Yaşamanın en büyük bedellerinden birisi belki de yitim. Kendimiz yittiğimiz ana dek, sevdiklerimizi, dostlarımızı yitirmek yaşamanın karşılığı gibi. Bu hafta da öncekilerde olduğu gibi sevdiklerimizi, dostlarımızı sonsuzluğa uğurlamanın acısını yaşadık. Hepsinin güzel anılarıyla kendimizi avutmaya gayret ederken, yarım kalmışlıklarımıza kahrettik.

İnsanoğlunun en büyük güçlerinden birisi uyum sağlama yeteneği. İnsan her acıyı geride bırakarak, kendi yolunda gidebilen bir varlık. Meslek hayatında kayıp yaşamış kişilerle sıkça karşılaşan biri olarak söyleyebilirim ki, uyum sağlanması en zor kayıp, evlat kaybı. Allah kimseyi evlat acısı ile sınamasın.

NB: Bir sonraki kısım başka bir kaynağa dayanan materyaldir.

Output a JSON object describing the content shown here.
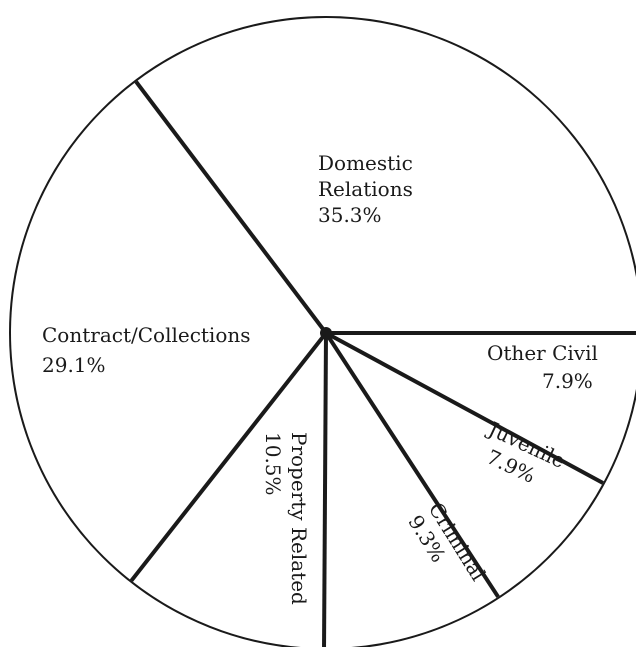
{
  "chart_data": {
    "type": "pie",
    "start_angle_deg": 0,
    "direction": "counterclockwise",
    "slices": [
      {
        "label": "Domestic\nRelations",
        "pct_label": "35.3%",
        "value": 35.3
      },
      {
        "label": "Contract/Collections",
        "pct_label": "29.1%",
        "value": 29.1
      },
      {
        "label": "Property Related",
        "pct_label": "10.5%",
        "value": 10.5
      },
      {
        "label": "Criminal",
        "pct_label": "9.3%",
        "value": 9.3
      },
      {
        "label": "Juvenile",
        "pct_label": "7.9%",
        "value": 7.9
      },
      {
        "label": "Other Civil",
        "pct_label": "7.9%",
        "value": 7.9
      }
    ]
  },
  "colors": {
    "fill": "#ffffff",
    "stroke": "#1a1a1a"
  }
}
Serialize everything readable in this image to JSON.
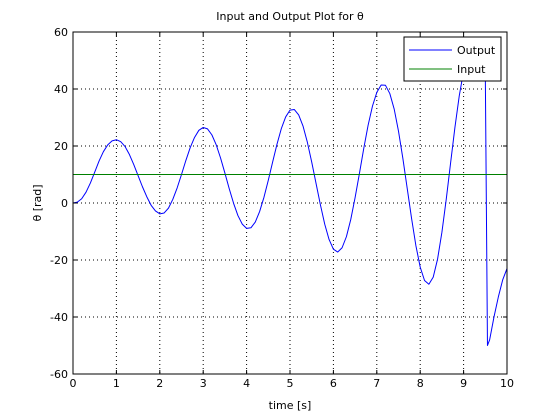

Diğer tüm kayıplara insanoğlunun dostlarından aldığı destek ve yaşama güdüsüyle zamanla uyum gösterebildiğini söyleyebilirim.
Aslında kayıpla başa çıkabilmenin en kolay ve sağlıklı yolu, gidenle güzel ve verimli bir ilişkinin sağlıklıyken yaşanmış olması. Geride vedalaşmak ve helalleşmek için ne kadar az alan kaldıysa, 'keşke' sözleri ne kadar söylenmiyorsa kaybı kabullenebilmek ve gidenle vedalaşabilmek o kadar mümkün oluyor.

Kaybın bedeli büyük de olsa verdiği tek armağan olgunlaşmaya katkı sağlaması. Her giden adeta yüzümüzdeki yeni bir çizgiymişçesine gönlümüzde yeni bir çizik atarken, gönül olgunluğu sağlamada da bir veda hediyesi sunuyor bize. Bu çiziğin gidenin hayatımızdaki yerine göre derinliği değişiyor ama sonuç aynı.

En başta dediğim gibi, yaşamanın en büyük bedeli yitimlere katlanabilmek. Uzlaşmalarımızı yaşarken yapabilmek, kucaklaşabilmek, helalleşebilmek hem yaşarken sevdiklerimizle keyifli, kaliteli bir ilişki yaşamamızı sağlayacak, hem de kendimiz tüm sevdiklerimize veda edene kadar geçen sürede bize gönül zenginliği sağlayacaktır.
Bu satırları okuyan siz dostlarıma, sevdiklerinizle sevginin, mutluluğun paylaşıldığı, vedalaşma anı geldiğinde güzel anılarla donanmış bir ömür diliyorum.